4月16日は、『アメリカの民主政治』などを著し、現代大衆社会の重要な予言者といわれるフランスの政治・思想家トクビルが、1859年に亡くなった日です。

1805年、ノルマンディー地方ベルヌーイの大地主という由緒ある貴族の子として生まれたアレクシ・トクビルは、1823年にパリ大学で法律を学び、卒業後の1827年、ベルサイユ裁判所の陪審判事の職につきました。

1831年、同僚の陪審判事ボーモンと共に、アメリカの刑務所制度の視察のために渡米すると、9か月にわたって各地を旅しながら調査と視察を行い、共著で『合衆国における監獄制度とそのフランスへ応用について』を刊行、1833年にアカデミー・フランセーズ賞を受賞しました。

さらにトクビルは、裁判所を辞職後の1835年、ジャクソン大統領時代のアメリカでの見聞をまとめた『アメリカの民主政治』を出版し、大きな反響を呼びおこしました。その著書の中で、アメリカの民主主義は、社会的諸条件を平等化し、社会活動を活発化させることで生活向上への推進力となることを認めるいっぽう、社会構成員の大多数が物質主義と個人主義に陥り、彼らが一度中央権力に依存すると、新しい型の権力の専制化や絶対化が生ずる危険性をも指摘しました。
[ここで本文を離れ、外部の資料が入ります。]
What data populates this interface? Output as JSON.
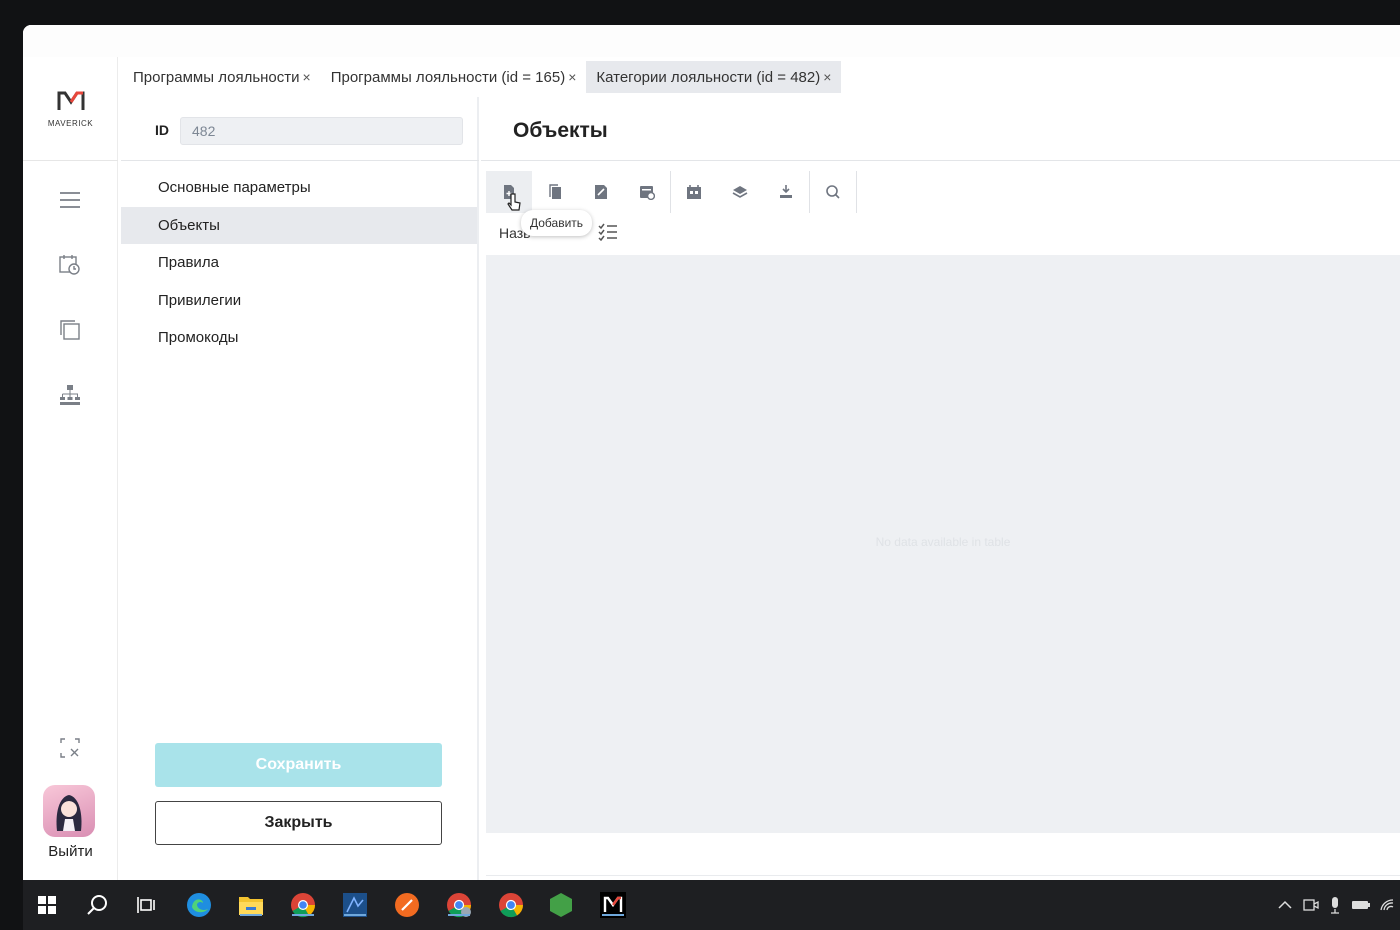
{
  "logo": {
    "brand": "MAVERICK"
  },
  "tabs": [
    {
      "label": "Программы лояльности",
      "close": "×"
    },
    {
      "label": "Программы лояльности (id = 165)",
      "close": "×"
    },
    {
      "label": "Категории лояльности (id = 482)",
      "close": "×",
      "active": true
    }
  ],
  "form": {
    "id_label": "ID",
    "id_value": "482"
  },
  "nav": {
    "items": [
      {
        "label": "Основные параметры"
      },
      {
        "label": "Объекты",
        "active": true
      },
      {
        "label": "Правила"
      },
      {
        "label": "Привилегии"
      },
      {
        "label": "Промокоды"
      }
    ]
  },
  "actions": {
    "save": "Сохранить",
    "close": "Закрыть"
  },
  "user": {
    "exit": "Выйти"
  },
  "content": {
    "title": "Объекты",
    "tooltip": "Добавить",
    "column_header": "Назв",
    "empty_text": "No data available in table"
  },
  "icons": {
    "toolbar": [
      "add-document-icon",
      "copy-icon",
      "edit-icon",
      "card-settings-icon",
      "calendar-icon",
      "layers-icon",
      "import-icon",
      "search-icon"
    ],
    "rail": [
      "menu-icon",
      "calendar-clock-icon",
      "copy-window-icon",
      "organization-icon",
      "fullscreen-exit-icon"
    ]
  },
  "colors": {
    "save_button": "#a9e3ea",
    "active_bg": "#e7e9ed",
    "grid_bg": "#eef0f3"
  }
}
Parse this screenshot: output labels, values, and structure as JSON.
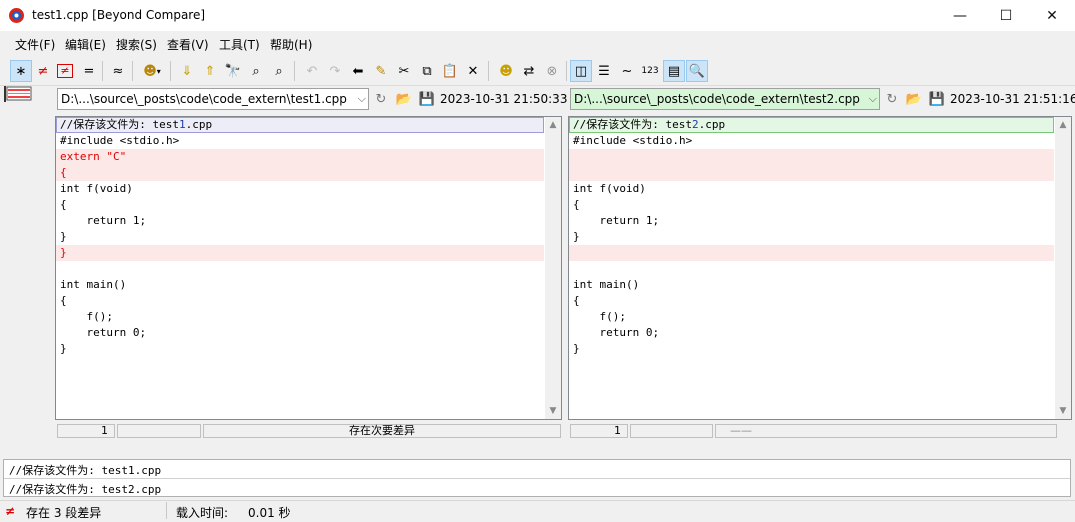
{
  "window": {
    "title": "test1.cpp  [Beyond Compare]",
    "controls": {
      "minimize": "—",
      "maximize": "☐",
      "close": "✕"
    }
  },
  "menu": [
    "文件(F)",
    "编辑(E)",
    "搜索(S)",
    "查看(V)",
    "工具(T)",
    "帮助(H)"
  ],
  "toolbar": {
    "numbers_label": "123"
  },
  "left": {
    "path": "D:\\...\\source\\_posts\\code\\code_extern\\test1.cpp",
    "timestamp": "2023-10-31 21:50:33",
    "lines": [
      {
        "text": "//保存该文件为: test",
        "suffix_blue": "1",
        "tail": ".cpp",
        "kind": "first"
      },
      {
        "text": "#include <stdio.h>",
        "kind": "normal"
      },
      {
        "text": "extern \"C\"",
        "kind": "diff"
      },
      {
        "text": "{",
        "kind": "diff"
      },
      {
        "text": "int f(void)",
        "kind": "normal"
      },
      {
        "text": "{",
        "kind": "normal"
      },
      {
        "text": "    return 1;",
        "kind": "normal"
      },
      {
        "text": "}",
        "kind": "normal"
      },
      {
        "text": "}",
        "kind": "diff"
      },
      {
        "text": "",
        "kind": "normal"
      },
      {
        "text": "int main()",
        "kind": "normal"
      },
      {
        "text": "{",
        "kind": "normal"
      },
      {
        "text": "    f();",
        "kind": "normal"
      },
      {
        "text": "    return 0;",
        "kind": "normal"
      },
      {
        "text": "}",
        "kind": "normal"
      }
    ],
    "status": {
      "line": "1",
      "col": "",
      "note": "存在次要差异"
    }
  },
  "right": {
    "path": "D:\\...\\source\\_posts\\code\\code_extern\\test2.cpp",
    "timestamp": "2023-10-31 21:51:16",
    "lines": [
      {
        "text": "//保存该文件为: test",
        "suffix_blue": "2",
        "tail": ".cpp",
        "kind": "first"
      },
      {
        "text": "#include <stdio.h>",
        "kind": "normal"
      },
      {
        "text": "",
        "kind": "diff"
      },
      {
        "text": "",
        "kind": "diff"
      },
      {
        "text": "int f(void)",
        "kind": "normal"
      },
      {
        "text": "{",
        "kind": "normal"
      },
      {
        "text": "    return 1;",
        "kind": "normal"
      },
      {
        "text": "}",
        "kind": "normal"
      },
      {
        "text": "",
        "kind": "diff"
      },
      {
        "text": "",
        "kind": "normal"
      },
      {
        "text": "int main()",
        "kind": "normal"
      },
      {
        "text": "{",
        "kind": "normal"
      },
      {
        "text": "    f();",
        "kind": "normal"
      },
      {
        "text": "    return 0;",
        "kind": "normal"
      },
      {
        "text": "}",
        "kind": "normal"
      }
    ],
    "status": {
      "line": "1",
      "col": "",
      "note": "——"
    }
  },
  "compare_lines": [
    "//保存该文件为: test1.cpp",
    "//保存该文件为: test2.cpp"
  ],
  "statusbar": {
    "diff_count": "存在 3 段差异",
    "load_time_label": "载入时间:",
    "load_time_value": "0.01 秒"
  },
  "colors": {
    "diff_bg": "#fde8e8",
    "diff_text": "#e00000",
    "right_path_bg": "#d7f5d7"
  }
}
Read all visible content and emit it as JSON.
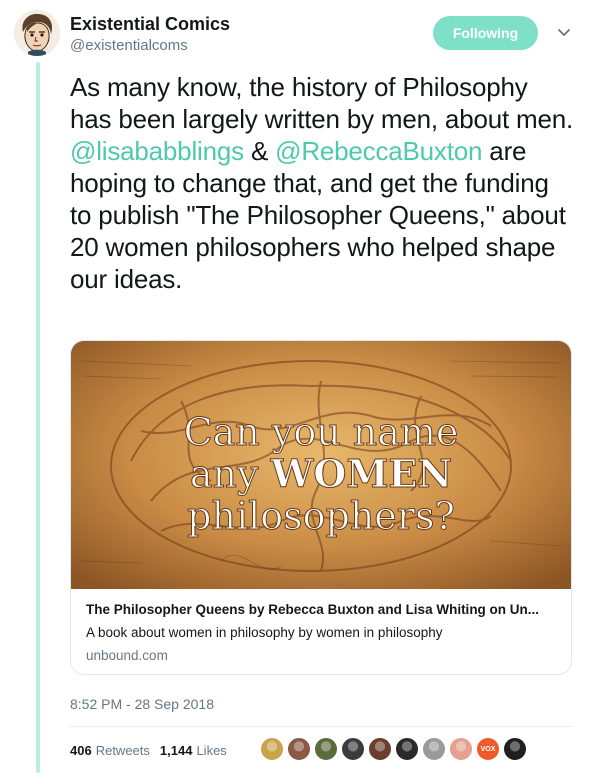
{
  "user": {
    "name": "Existential Comics",
    "handle": "@existentialcoms"
  },
  "follow_button": {
    "label": "Following"
  },
  "tweet": {
    "text_1": "As many know, the history of Philosophy has been largely written by men, about men. ",
    "mention_1": "@lisababblings",
    "text_2": " & ",
    "mention_2": "@RebeccaBuxton",
    "text_3": " are hoping to change that, and get the funding to publish \"The Philosopher Queens,\" about 20 women philosophers who helped shape our ideas."
  },
  "card": {
    "image_line1": "Can you name",
    "image_line2a": "any ",
    "image_line2b": "WOMEN",
    "image_line3": "philosophers?",
    "title": "The Philosopher Queens by Rebecca Buxton and Lisa Whiting on Un...",
    "description": "A book about women in philosophy by women in philosophy",
    "domain": "unbound.com"
  },
  "timestamp": "8:52 PM - 28 Sep 2018",
  "stats": {
    "retweets_count": "406",
    "retweets_label": "Retweets",
    "likes_count": "1,144",
    "likes_label": "Likes"
  },
  "likers": [
    {
      "color": "#c9a34a"
    },
    {
      "color": "#8a5a44"
    },
    {
      "color": "#5b6b3a"
    },
    {
      "color": "#3b3b3b"
    },
    {
      "color": "#6b3f2a"
    },
    {
      "color": "#2a2a2a"
    },
    {
      "color": "#9a9a9a"
    },
    {
      "color": "#e4a18f"
    },
    {
      "color": "#ef5a2a",
      "label": "VOX"
    },
    {
      "color": "#1f1f1f"
    }
  ],
  "colors": {
    "accent": "#4ec9ad",
    "follow_bg": "#7ee0c8",
    "thread_line": "#b9f0e3"
  }
}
高い評判を得たことで、1840年には『アメリカの民主政治』第2巻目を刊行。アメリカ文学が語法においてヨーロッパから独立し、上流階級より一般庶民を扱うようになるだろうとか、宗教にも寛容でさまざまな宗派が成長するとか、婦人を解放し親子の関係を変容させるなど、多岐にわたる総合的な分析を行ったことで、1850年までに13版を重ね、アカデミー・フランセーズ会員に推されています。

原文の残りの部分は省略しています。